1) Welche Unklarheiten sind bei den Parteien noch auszuräumen?

Es liegen praktisch nie alle Information so aufbereitet vor, dass Sie die Position der anderen Seite oder deren Sicht auf die Situation lückenlos nachvollziehen können. Sollten Sie dieser Meinung gleichwohl sein, ist höchste Vorsicht angeraten! Dann haben Sie wahrscheinlich ihre „Wissenslücken“ zum wirklichen Verständnis der anderen Seite durch eigene Annahmen und Mutmaßungen gefüllt – und fahren hohes Risiko, wenn Sie sich auf deren Gültigkeit verlassen. Selbst im theoretischen Sonderfall (Spion an entscheidender Stelle platziert, Dossier ist irgendwie in Ihre Hände gelangt…) ist es klüger, nachzufragen und Ihre Beurteilungsbasis abzusichern.

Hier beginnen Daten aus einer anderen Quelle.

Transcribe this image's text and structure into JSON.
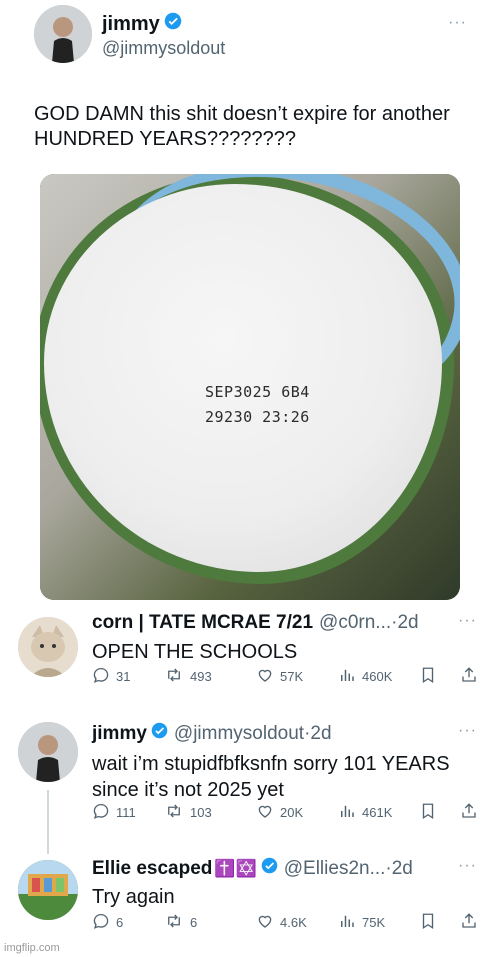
{
  "main_post": {
    "display_name": "jimmy",
    "handle": "@jimmysoldout",
    "more": "···",
    "text": "GOD DAMN this shit doesn’t expire for another HUNDRED YEARS????????",
    "image": {
      "stamp_line1": "SEP3025 6B4",
      "stamp_line2": "29230 23:26"
    }
  },
  "replies": [
    {
      "display_name": "corn | TATE MCRAE 7/21",
      "handle_time": "@c0rn...·2d",
      "more": "···",
      "text": "OPEN THE SCHOOLS",
      "replies": "31",
      "reposts": "493",
      "likes": "57K",
      "views": "460K"
    },
    {
      "display_name": "jimmy",
      "handle_time": "@jimmysoldout·2d",
      "more": "···",
      "text": "wait i’m stupidfbfksnfn sorry 101 YEARS since it’s not 2025 yet",
      "replies": "111",
      "reposts": "103",
      "likes": "20K",
      "views": "461K"
    },
    {
      "display_name": "Ellie escaped",
      "emoji": "✝️✡️",
      "handle_time": "@Ellies2n...·2d",
      "more": "···",
      "text": "Try again",
      "replies": "6",
      "reposts": "6",
      "likes": "4.6K",
      "views": "75K"
    }
  ],
  "watermark": "imgflip.com",
  "colors": {
    "verified_blue": "#1d9bf0",
    "text_primary": "#0f1419",
    "text_secondary": "#536471"
  },
  "icons": [
    "verified-badge-icon",
    "more-icon",
    "reply-icon",
    "repost-icon",
    "like-icon",
    "views-icon",
    "bookmark-icon",
    "share-icon"
  ]
}
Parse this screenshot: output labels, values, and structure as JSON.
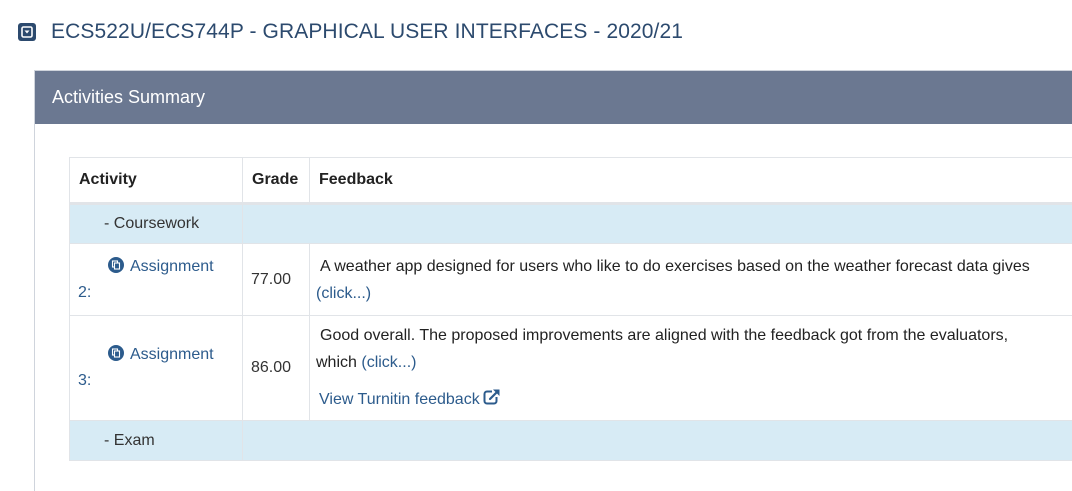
{
  "course": {
    "title": "ECS522U/ECS744P - GRAPHICAL USER INTERFACES - 2020/21"
  },
  "panel": {
    "heading": "Activities Summary"
  },
  "table": {
    "headers": {
      "activity": "Activity",
      "grade": "Grade",
      "feedback": "Feedback"
    },
    "groups": [
      {
        "label": "- Coursework"
      },
      {
        "label": "- Exam"
      }
    ],
    "rows": [
      {
        "activity_line1": "Assignment",
        "activity_line2": "2:",
        "grade": "77.00",
        "feedback_line1": "A weather app designed for users who like to do exercises based on the weather forecast data gives",
        "feedback_prefix": "",
        "feedback_more": "(click...)"
      },
      {
        "activity_line1": "Assignment",
        "activity_line2": "3:",
        "grade": "86.00",
        "feedback_line1": "Good overall. The proposed improvements are aligned with the feedback got from the evaluators,",
        "feedback_prefix": "which",
        "feedback_more": "(click...)",
        "turnitin_link": "View Turnitin feedback"
      }
    ]
  },
  "colors": {
    "brand": "#2c4a6e",
    "panel_heading_bg": "#6b7891",
    "group_row_bg": "#d7ebf5",
    "link": "#2c5b8c"
  },
  "icons": {
    "toggle": "collapse-toggle-icon",
    "assignment": "assignment-icon",
    "external": "external-link-icon"
  }
}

Natürlich haben Sie in der Vorbereitungsphase mit plausiblen Annahmen über das Verhalten, die Motivation und die Interessen Ihrer Verhandlungspartner gearbeitet. Doch diese Punkte sind zwingend zu verifizieren, um die Gültigkeit Ihrer Annahmen zu bestätigen oder sie zu verwerfen. Dazu kommen noch ihre eigenen Verständnislücken – also das, was sich nicht oder nur befriedigend klären ließ. Holen Sie dabei ruhig etwas aus, zu viel hat noch niemand gefragt. Hier ist höchste Konzentration angesagt. Wenn Sie plötzlich eine völlig andere Sicht der Dinge wahrnehmen, Abläufe anders als von Ihnen recherchiert dargestellt werden, Verschiebungen der Schwerpunkte erkennbar werden, müssen Sie darüber nachdenken, ob Sie strategisch wie geplant weiter fortfahren oder daran etwas ändern.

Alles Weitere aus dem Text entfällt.